Paradoxe du Protagoras, de Platon : la morale doit s’enseigner, mais il semble qu’elle ne puisse s’enseigner.

 

1°) Bien souvent, en matière de « morale », on imite plutôt qu’on ne se laisse enseigner.

Pour savoir comment se comporter, les enfants, et parfois les adultes, regardent faire les autres, et font pareil dans les mêmes circonstances, ou ce qu’ils croient être les mêmes circonstances.

Mais ils peuvent tout à fait se tromper et imiter un comportement méchant, contraire au bien.

Il faudrait au moins qu’ils prennent modèle sur une personne sage, digne de confiance.

Alors le premier enseignement serait d’aider les enfants à distinguer qui est sage, qui est vertueux.

 

2°) Pour cela, il faudrait d’abord savoir ce qu’est la vertu

Platon distingue quatre sortes de vertus, qui sont inséparables : isolées, elles deviennent viciées.

Le courage sans la tempérance, la justice et la sagesse devient de la cruauté.

On a besoin du philosophe pour caractériser les facettes de la vertu. Mais à partir de quoi ?

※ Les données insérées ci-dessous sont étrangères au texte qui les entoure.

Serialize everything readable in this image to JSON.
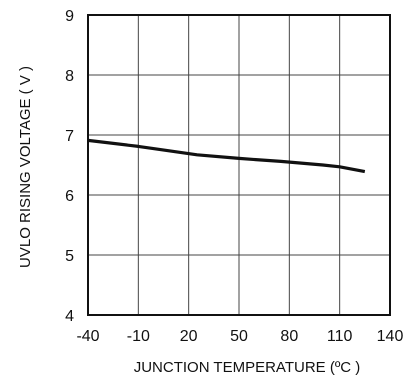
{
  "chart_data": {
    "type": "line",
    "xlabel": "JUNCTION TEMPERATURE (ºC )",
    "ylabel": "UVLO RISING VOLTAGE ( V )",
    "xlim": [
      -40,
      140
    ],
    "ylim": [
      4,
      9
    ],
    "x_ticks": [
      -40,
      -10,
      20,
      50,
      80,
      110,
      140
    ],
    "x_tick_labels": [
      "-40",
      "-10",
      "20",
      "50",
      "80",
      "110",
      "140"
    ],
    "y_ticks": [
      4,
      5,
      6,
      7,
      8,
      9
    ],
    "y_tick_labels": [
      "4",
      "5",
      "6",
      "7",
      "8",
      "9"
    ],
    "grid": true,
    "series": [
      {
        "x": [
          -40,
          -10,
          0,
          25,
          50,
          75,
          100,
          110,
          125
        ],
        "y": [
          6.91,
          6.81,
          6.77,
          6.67,
          6.61,
          6.56,
          6.5,
          6.47,
          6.39
        ]
      }
    ],
    "line_color": "#111111"
  }
}
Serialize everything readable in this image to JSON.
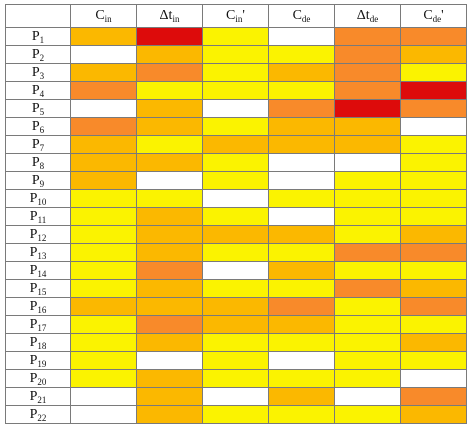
{
  "palette": {
    "w": "#ffffff",
    "y": "#fbf300",
    "o": "#fbb800",
    "d": "#f88a2a",
    "r": "#dd0b0b"
  },
  "columns": [
    {
      "base": "C",
      "sub": "in",
      "suffix": ""
    },
    {
      "base": "Δt",
      "sub": "in",
      "suffix": ""
    },
    {
      "base": "C",
      "sub": "in",
      "suffix": "'"
    },
    {
      "base": "C",
      "sub": "de",
      "suffix": ""
    },
    {
      "base": "Δt",
      "sub": "de",
      "suffix": ""
    },
    {
      "base": "C",
      "sub": "de",
      "suffix": "'"
    }
  ],
  "rows": [
    {
      "base": "P",
      "sub": "1",
      "cells": [
        "o",
        "r",
        "y",
        "w",
        "d",
        "d"
      ]
    },
    {
      "base": "P",
      "sub": "2",
      "cells": [
        "w",
        "o",
        "y",
        "y",
        "d",
        "o"
      ]
    },
    {
      "base": "P",
      "sub": "3",
      "cells": [
        "o",
        "d",
        "y",
        "o",
        "d",
        "y"
      ]
    },
    {
      "base": "P",
      "sub": "4",
      "cells": [
        "d",
        "y",
        "y",
        "y",
        "d",
        "r"
      ]
    },
    {
      "base": "P",
      "sub": "5",
      "cells": [
        "w",
        "o",
        "w",
        "d",
        "r",
        "d"
      ]
    },
    {
      "base": "P",
      "sub": "6",
      "cells": [
        "d",
        "o",
        "y",
        "o",
        "o",
        "w"
      ]
    },
    {
      "base": "P",
      "sub": "7",
      "cells": [
        "o",
        "y",
        "o",
        "o",
        "o",
        "y"
      ]
    },
    {
      "base": "P",
      "sub": "8",
      "cells": [
        "o",
        "o",
        "y",
        "w",
        "w",
        "y"
      ]
    },
    {
      "base": "P",
      "sub": "9",
      "cells": [
        "o",
        "w",
        "y",
        "w",
        "y",
        "y"
      ]
    },
    {
      "base": "P",
      "sub": "10",
      "cells": [
        "y",
        "y",
        "w",
        "y",
        "y",
        "y"
      ]
    },
    {
      "base": "P",
      "sub": "11",
      "cells": [
        "y",
        "o",
        "y",
        "w",
        "y",
        "y"
      ]
    },
    {
      "base": "P",
      "sub": "12",
      "cells": [
        "y",
        "o",
        "o",
        "o",
        "y",
        "o"
      ]
    },
    {
      "base": "P",
      "sub": "13",
      "cells": [
        "y",
        "o",
        "y",
        "y",
        "d",
        "d"
      ]
    },
    {
      "base": "P",
      "sub": "14",
      "cells": [
        "y",
        "d",
        "w",
        "o",
        "y",
        "y"
      ]
    },
    {
      "base": "P",
      "sub": "15",
      "cells": [
        "y",
        "o",
        "y",
        "y",
        "d",
        "o"
      ]
    },
    {
      "base": "P",
      "sub": "16",
      "cells": [
        "o",
        "o",
        "o",
        "d",
        "y",
        "d"
      ]
    },
    {
      "base": "P",
      "sub": "17",
      "cells": [
        "y",
        "d",
        "o",
        "o",
        "y",
        "y"
      ]
    },
    {
      "base": "P",
      "sub": "18",
      "cells": [
        "y",
        "o",
        "y",
        "y",
        "y",
        "o"
      ]
    },
    {
      "base": "P",
      "sub": "19",
      "cells": [
        "y",
        "w",
        "y",
        "w",
        "y",
        "y"
      ]
    },
    {
      "base": "P",
      "sub": "20",
      "cells": [
        "y",
        "o",
        "y",
        "y",
        "y",
        "w"
      ]
    },
    {
      "base": "P",
      "sub": "21",
      "cells": [
        "w",
        "o",
        "w",
        "o",
        "w",
        "d"
      ]
    },
    {
      "base": "P",
      "sub": "22",
      "cells": [
        "w",
        "o",
        "y",
        "y",
        "y",
        "o"
      ]
    }
  ]
}
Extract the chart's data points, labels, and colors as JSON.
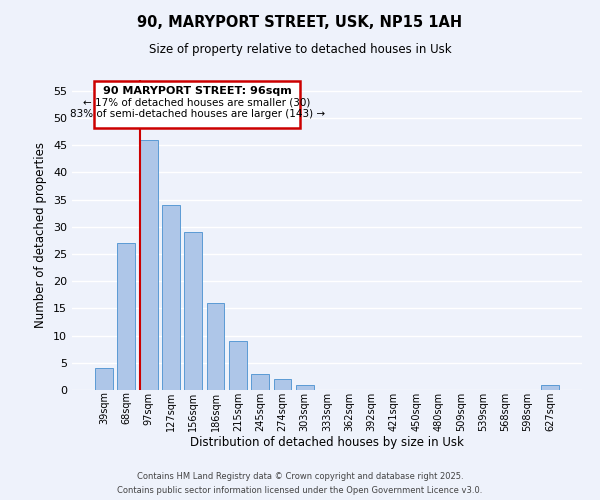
{
  "title": "90, MARYPORT STREET, USK, NP15 1AH",
  "subtitle": "Size of property relative to detached houses in Usk",
  "xlabel": "Distribution of detached houses by size in Usk",
  "ylabel": "Number of detached properties",
  "bar_color": "#aec6e8",
  "bar_edge_color": "#5b9bd5",
  "background_color": "#eef2fb",
  "grid_color": "#ffffff",
  "categories": [
    "39sqm",
    "68sqm",
    "97sqm",
    "127sqm",
    "156sqm",
    "186sqm",
    "215sqm",
    "245sqm",
    "274sqm",
    "303sqm",
    "333sqm",
    "362sqm",
    "392sqm",
    "421sqm",
    "450sqm",
    "480sqm",
    "509sqm",
    "539sqm",
    "568sqm",
    "598sqm",
    "627sqm"
  ],
  "values": [
    4,
    27,
    46,
    34,
    29,
    16,
    9,
    3,
    2,
    1,
    0,
    0,
    0,
    0,
    0,
    0,
    0,
    0,
    0,
    0,
    1
  ],
  "ylim": [
    0,
    57
  ],
  "yticks": [
    0,
    5,
    10,
    15,
    20,
    25,
    30,
    35,
    40,
    45,
    50,
    55
  ],
  "redline_index": 2,
  "annotation_box": {
    "title": "90 MARYPORT STREET: 96sqm",
    "line1": "← 17% of detached houses are smaller (30)",
    "line2": "83% of semi-detached houses are larger (143) →",
    "box_color": "#ffffff",
    "border_color": "#cc0000",
    "text_color": "#000000"
  },
  "footer_line1": "Contains HM Land Registry data © Crown copyright and database right 2025.",
  "footer_line2": "Contains public sector information licensed under the Open Government Licence v3.0."
}
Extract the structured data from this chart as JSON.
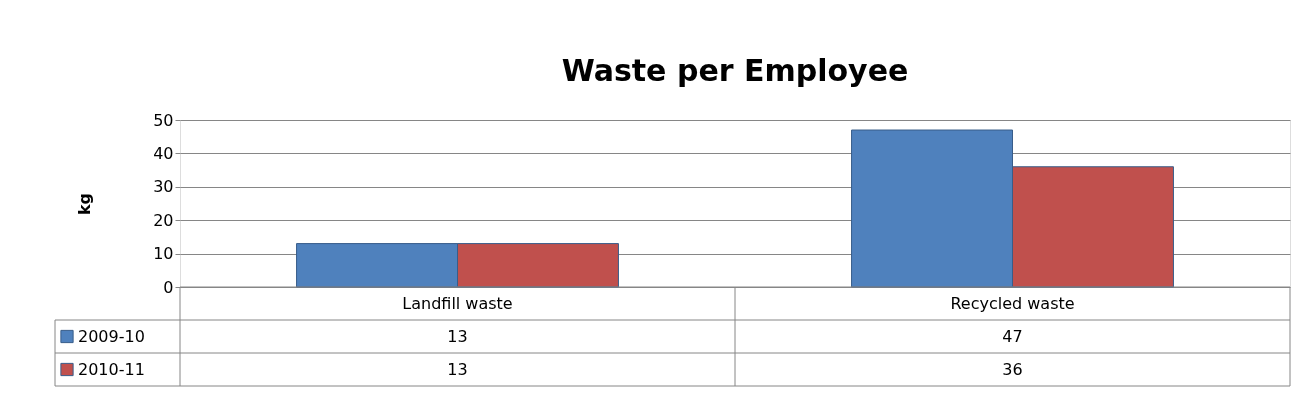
{
  "chart_data": {
    "type": "bar",
    "title": "Waste per Employee",
    "ylabel": "kg",
    "categories": [
      "Landfill waste",
      "Recycled waste"
    ],
    "series": [
      {
        "name": "2009-10",
        "color": "#4f81bd",
        "values": [
          13,
          47
        ]
      },
      {
        "name": "2010-11",
        "color": "#c0504d",
        "values": [
          13,
          36
        ]
      }
    ],
    "ylim": [
      0,
      50
    ],
    "yticks": [
      0,
      10,
      20,
      30,
      40,
      50
    ],
    "grid": "y",
    "data_labels": true,
    "legend": "bottom left"
  }
}
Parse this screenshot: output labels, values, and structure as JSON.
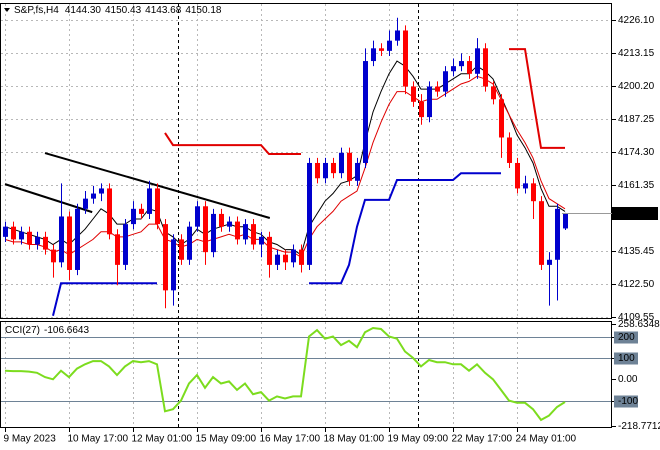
{
  "chart_data": {
    "type": "candlestick",
    "title": "S&P,fs,H4",
    "ohlc_labels": [
      "4144.30",
      "4150.43",
      "4143.68",
      "4150.18"
    ],
    "up_color": "#0000cd",
    "down_color": "#ff0000",
    "grid": true,
    "categories": [
      "9 May 2023",
      null,
      null,
      null,
      null,
      null,
      null,
      null,
      "10 May 17:00",
      null,
      null,
      null,
      null,
      null,
      null,
      null,
      "12 May 01:00",
      null,
      null,
      null,
      null,
      null,
      null,
      null,
      "15 May 09:00",
      null,
      null,
      null,
      null,
      null,
      null,
      null,
      "16 May 17:00",
      null,
      null,
      null,
      null,
      null,
      null,
      null,
      "18 May 01:00",
      null,
      null,
      null,
      null,
      null,
      null,
      null,
      "19 May 09:00",
      null,
      null,
      null,
      null,
      null,
      null,
      null,
      "22 May 17:00",
      null,
      null,
      null,
      null,
      null,
      null,
      null,
      "24 May 01:00",
      null,
      null,
      null,
      null,
      null,
      null
    ],
    "open": [
      4141,
      4145,
      4140,
      4143,
      4138,
      4141,
      4136,
      4131,
      4149,
      4128,
      4152,
      4156,
      4158,
      4160,
      4142,
      4130,
      4146,
      4152,
      4150,
      4160,
      4146,
      4120,
      4140,
      4132,
      4145,
      4153,
      4135,
      4150,
      4145,
      4147,
      4140,
      4146,
      4138,
      4141,
      4130,
      4134,
      4131,
      4136,
      4130,
      4170,
      4164,
      4170,
      4166,
      4174,
      4163,
      4170,
      4210,
      4215,
      4214,
      4218,
      4222,
      4200,
      4194,
      4188,
      4200,
      4198,
      4206,
      4208,
      4210,
      4205,
      4215,
      4200,
      4195,
      4180,
      4170,
      4160,
      4162,
      4155,
      4130,
      4132,
      4144.3
    ],
    "high": [
      4147,
      4147,
      4145,
      4145,
      4143,
      4143,
      4138,
      4162,
      4151,
      4154,
      4159,
      4161,
      4162,
      4162,
      4144,
      4148,
      4155,
      4154,
      4163,
      4162,
      4148,
      4142,
      4142,
      4147,
      4155,
      4155,
      4152,
      4152,
      4149,
      4149,
      4148,
      4148,
      4143,
      4143,
      4136,
      4136,
      4138,
      4138,
      4172,
      4172,
      4172,
      4172,
      4176,
      4176,
      4172,
      4215,
      4218,
      4217,
      4222,
      4227,
      4224,
      4202,
      4197,
      4202,
      4202,
      4208,
      4211,
      4213,
      4212,
      4219,
      4217,
      4202,
      4197,
      4182,
      4172,
      4165,
      4164,
      4157,
      4135,
      4154,
      4150.43
    ],
    "low": [
      4139,
      4138,
      4138,
      4136,
      4136,
      4134,
      4125,
      4129,
      4124,
      4126,
      4150,
      4154,
      4155,
      4140,
      4122,
      4128,
      4144,
      4148,
      4148,
      4144,
      4113,
      4114,
      4130,
      4130,
      4143,
      4130,
      4133,
      4143,
      4143,
      4138,
      4138,
      4136,
      4133,
      4125,
      4128,
      4128,
      4129,
      4127,
      4128,
      4162,
      4162,
      4164,
      4164,
      4161,
      4161,
      4168,
      4208,
      4212,
      4212,
      4216,
      4197,
      4192,
      4185,
      4186,
      4196,
      4196,
      4204,
      4206,
      4203,
      4203,
      4198,
      4193,
      4172,
      4168,
      4158,
      4158,
      4148,
      4128,
      4114,
      4116,
      4143.68
    ],
    "close": [
      4145,
      4140,
      4143,
      4138,
      4141,
      4136,
      4131,
      4149,
      4128,
      4152,
      4156,
      4158,
      4160,
      4142,
      4130,
      4146,
      4152,
      4150,
      4160,
      4146,
      4120,
      4140,
      4132,
      4145,
      4153,
      4135,
      4150,
      4145,
      4147,
      4140,
      4146,
      4138,
      4141,
      4130,
      4134,
      4131,
      4136,
      4130,
      4170,
      4164,
      4170,
      4166,
      4174,
      4163,
      4170,
      4210,
      4215,
      4214,
      4218,
      4222,
      4200,
      4194,
      4188,
      4200,
      4198,
      4206,
      4208,
      4210,
      4205,
      4215,
      4200,
      4195,
      4180,
      4170,
      4160,
      4162,
      4155,
      4130,
      4132,
      4152,
      4150.18
    ],
    "ylim": [
      4109.15,
      4232.0
    ],
    "yticks": [
      {
        "value": 4226.1,
        "label": "4226.10"
      },
      4213.15,
      {
        "value": 4200.2,
        "label": "4200.20"
      },
      4187.25,
      {
        "value": 4174.3,
        "label": "4174.30"
      },
      4161.35,
      4135.45,
      {
        "value": 4122.5,
        "label": "4122.50"
      },
      4109.55
    ],
    "current_price": {
      "value": 4150.18,
      "label": "4150.18"
    },
    "overlays": [
      {
        "color": "#000000",
        "values": [
          4145,
          4144,
          4143,
          4142,
          4141,
          4140,
          4138,
          4140,
          4138,
          4141,
          4144,
          4148,
          4152,
          4150,
          4146,
          4146,
          4148,
          4148,
          4152,
          4151,
          4143,
          4141,
          4138,
          4140,
          4144,
          4142,
          4144,
          4145,
          4146,
          4145,
          4145,
          4143,
          4142,
          4139,
          4138,
          4136,
          4136,
          4134,
          4145,
          4150,
          4155,
          4158,
          4162,
          4163,
          4165,
          4178,
          4190,
          4198,
          4205,
          4210,
          4208,
          4204,
          4199,
          4199,
          4199,
          4201,
          4203,
          4205,
          4205,
          4208,
          4206,
          4203,
          4196,
          4189,
          4181,
          4176,
          4170,
          4160,
          4153,
          4153,
          4151
        ]
      },
      {
        "color": "#e00000",
        "values": [
          4140,
          4139,
          4139,
          4138,
          4138,
          4137,
          4135,
          4136,
          4134,
          4136,
          4138,
          4140,
          4143,
          4143,
          4141,
          4141,
          4142,
          4143,
          4146,
          4146,
          4140,
          4139,
          4137,
          4138,
          4140,
          4139,
          4140,
          4141,
          4142,
          4141,
          4142,
          4140,
          4140,
          4137,
          4136,
          4135,
          4135,
          4133,
          4140,
          4145,
          4148,
          4151,
          4155,
          4157,
          4159,
          4168,
          4178,
          4186,
          4193,
          4198,
          4198,
          4196,
          4194,
          4195,
          4195,
          4197,
          4199,
          4201,
          4202,
          4204,
          4203,
          4201,
          4195,
          4189,
          4183,
          4178,
          4172,
          4163,
          4156,
          4154,
          4152
        ]
      },
      {
        "color": "#0000cd",
        "width": 2,
        "values": [
          null,
          null,
          null,
          null,
          null,
          null,
          4110,
          4122.8,
          4122.8,
          4122.8,
          4122.8,
          4122.8,
          4122.8,
          4122.8,
          4122.8,
          4122.8,
          4122.8,
          4122.8,
          4122.8,
          4122.8,
          null,
          null,
          null,
          null,
          null,
          null,
          null,
          null,
          null,
          null,
          null,
          null,
          null,
          null,
          null,
          null,
          null,
          null,
          4122.8,
          4122.8,
          4122.8,
          4122.8,
          4122.8,
          4130,
          4145,
          4155.5,
          4155.5,
          4155.5,
          4155.5,
          4163.3,
          4163.3,
          4163.3,
          4163.3,
          4163.3,
          4163.3,
          4163.3,
          4163.3,
          4166,
          4166,
          4166,
          4166,
          4166,
          4166,
          null,
          null,
          null,
          null,
          null,
          null,
          null,
          null
        ]
      },
      {
        "color": "#e00000",
        "width": 2,
        "values": [
          null,
          null,
          null,
          null,
          null,
          null,
          null,
          null,
          null,
          null,
          null,
          null,
          null,
          null,
          null,
          null,
          null,
          null,
          null,
          null,
          4181.8,
          4177,
          4177,
          4177,
          4177,
          4177,
          4177,
          4177,
          4177,
          4177,
          4177,
          4177,
          4177,
          4173.5,
          4173.5,
          4173.5,
          4173.5,
          4173.5,
          null,
          null,
          null,
          null,
          null,
          null,
          null,
          null,
          null,
          null,
          null,
          null,
          null,
          null,
          null,
          null,
          null,
          null,
          null,
          null,
          null,
          null,
          null,
          null,
          null,
          4214.7,
          4214.7,
          4214.7,
          4195,
          4175.9,
          4175.9,
          4175.9,
          4175.9
        ]
      }
    ],
    "trendlines": [
      {
        "color": "#000000",
        "from": [
          0,
          4161.7
        ],
        "to": [
          10.9,
          4150.7
        ]
      },
      {
        "color": "#000000",
        "from": [
          5,
          4173.9
        ],
        "to": [
          33.1,
          4148.4
        ]
      }
    ],
    "cci": {
      "name": "CCI(27)",
      "color": "#7cdc1e",
      "values": [
        40,
        38,
        38,
        36,
        30,
        10,
        0,
        40,
        10,
        50,
        70,
        85,
        85,
        60,
        20,
        60,
        85,
        80,
        85,
        70,
        -150,
        -140,
        -100,
        -20,
        20,
        -40,
        10,
        -20,
        -10,
        -50,
        -20,
        -70,
        -60,
        -100,
        -80,
        -90,
        -80,
        -80,
        200,
        230,
        190,
        200,
        160,
        180,
        150,
        220,
        240,
        235,
        200,
        190,
        130,
        100,
        60,
        90,
        80,
        80,
        70,
        70,
        40,
        70,
        30,
        0,
        -50,
        -100,
        -110,
        -110,
        -140,
        -190,
        -170,
        -130,
        -106.6643
      ],
      "ylim": [
        -218.7712,
        258.6348
      ],
      "yticks": [
        258.6348,
        200,
        100,
        {
          "value": 0,
          "label": "0.00"
        },
        -100,
        -218.7712
      ],
      "levels": [
        200,
        100,
        -100
      ],
      "level_color": "#6e8296"
    }
  }
}
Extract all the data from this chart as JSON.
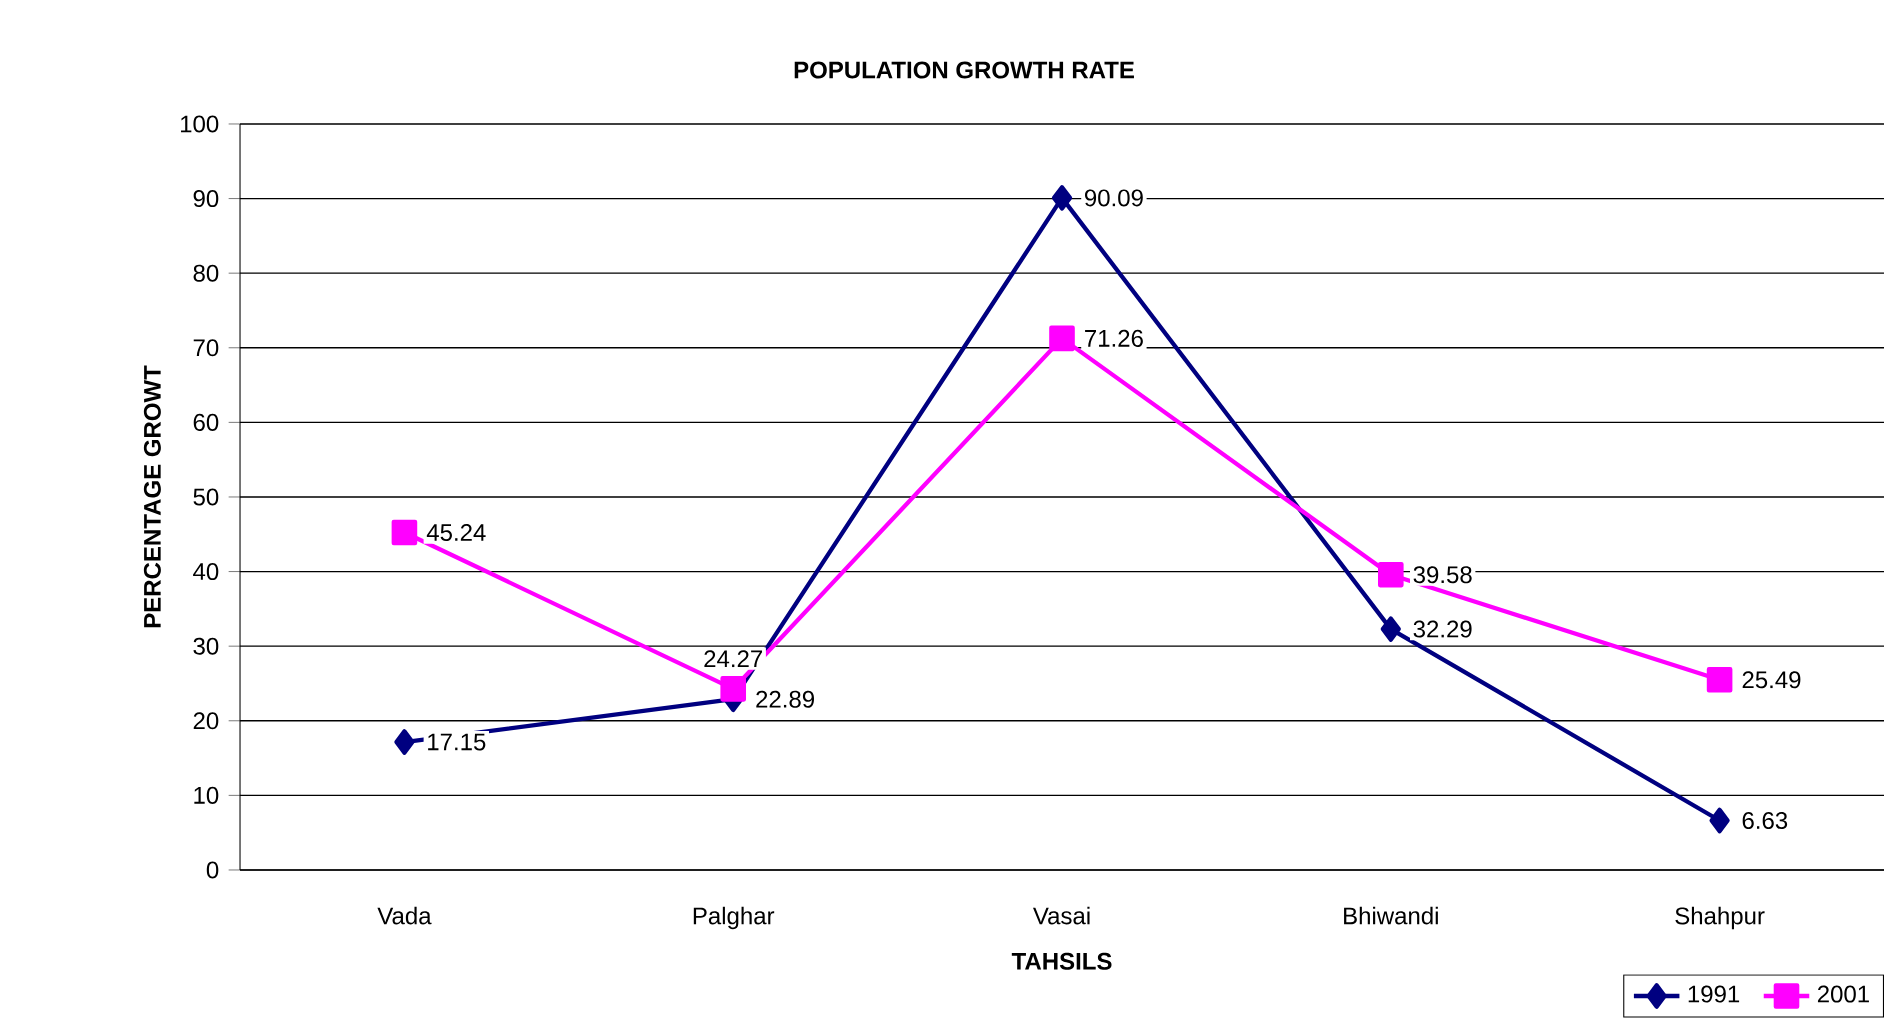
{
  "chart_data": {
    "type": "line",
    "title": "POPULATION GROWTH RATE",
    "xlabel": "TAHSILS",
    "ylabel": "PERCENTAGE GROWT",
    "categories": [
      "Vada",
      "Palghar",
      "Vasai",
      "Bhiwandi",
      "Shahpur"
    ],
    "series": [
      {
        "name": "1991",
        "color": "#000080",
        "marker": "diamond",
        "values": [
          17.15,
          22.89,
          90.09,
          32.29,
          6.63
        ]
      },
      {
        "name": "2001",
        "color": "#ff00ff",
        "marker": "square",
        "values": [
          45.24,
          24.27,
          71.26,
          39.58,
          25.49
        ]
      }
    ],
    "ylim": [
      0,
      100
    ],
    "yticks": [
      0,
      10,
      20,
      30,
      40,
      50,
      60,
      70,
      80,
      90,
      100
    ],
    "grid": "y",
    "legend": "bottom right",
    "data_labels": true,
    "line_style": "solid"
  }
}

Tant qu’on ne sait pas ce qu’est la justice, on ne peut pas être sûr d’assister à un acte juste. Mais si ce n’est pas l’acte qui nous dit ce qui est juste, alors de quoi partir ?

Chaque vertu a été définie au cours de l’histoire, en réaction aux apories dévoilées par Socrate. L’homme vertueux est de bon conseil, mais que faire s’il ne sait pas parler, expliquer ce qu’il faut faire ? Ou si l‘on ne comprend pas ce qu’il dit ?

Descartes proposait de se fier plutôt à ce que les maîtres de sagesse font qu’à ce qu’ils disent.

D’ailleurs, à quoi sert la morale si ce n’est pas une pratique mais seulement de la théorie ?

 

3°) Aristote contre Socrate dit que la morale ce ne sont pas des idées théoriques mais des éclairages sur la pratique.

Dans l’Ethique de Nicomaque il montre alors que beaucoup de comportements vertueux n’ont même pas de nom.

Ainsi, le juste milieu entre la douceur et la colère n’a pas de nom. Pourtant c’est dans ce juste milieu qu’est selon lui la pratique vertueuse, celle qui ne laisse pas tout faire mais qui montre en même temps de la maîtrise de soi.

L’autorité morale se caractérise par une forme d’abstinence et de  frustration qui consiste à s’abstenir d’utiliser les armes du pouvoir au service de tous nos caprices ou au service des caprices des autres.

Il ne s’agit pas non plus de s’adapter à tout prix au réel, au risque de « perdre son âme ».

La morale est une transformation de soi et du monde de telle sorte que ses règles les mieux établies seront aussi celles de l’âge de la sagesse, mais on pourra les suivre sans risquer d’être persécuté pour cela.

L’école est l’effort pour préparer en milieu séparé et artificiel ces temps futurs, mais des écoles réelles sont loin des modèles comme l’Académie (chez Platon) ou le Lycée (chez Aristote). Elles sont trop proches de la vie courante avec ses infamies.

Il faut donc parfois se retirer en soi-même et méditer à l’écart du monde sur nos actes passés et ce que nous devrions faire pour améliorer notre comportement. L’enseignement ne saurait remplacer ces moments de solitude.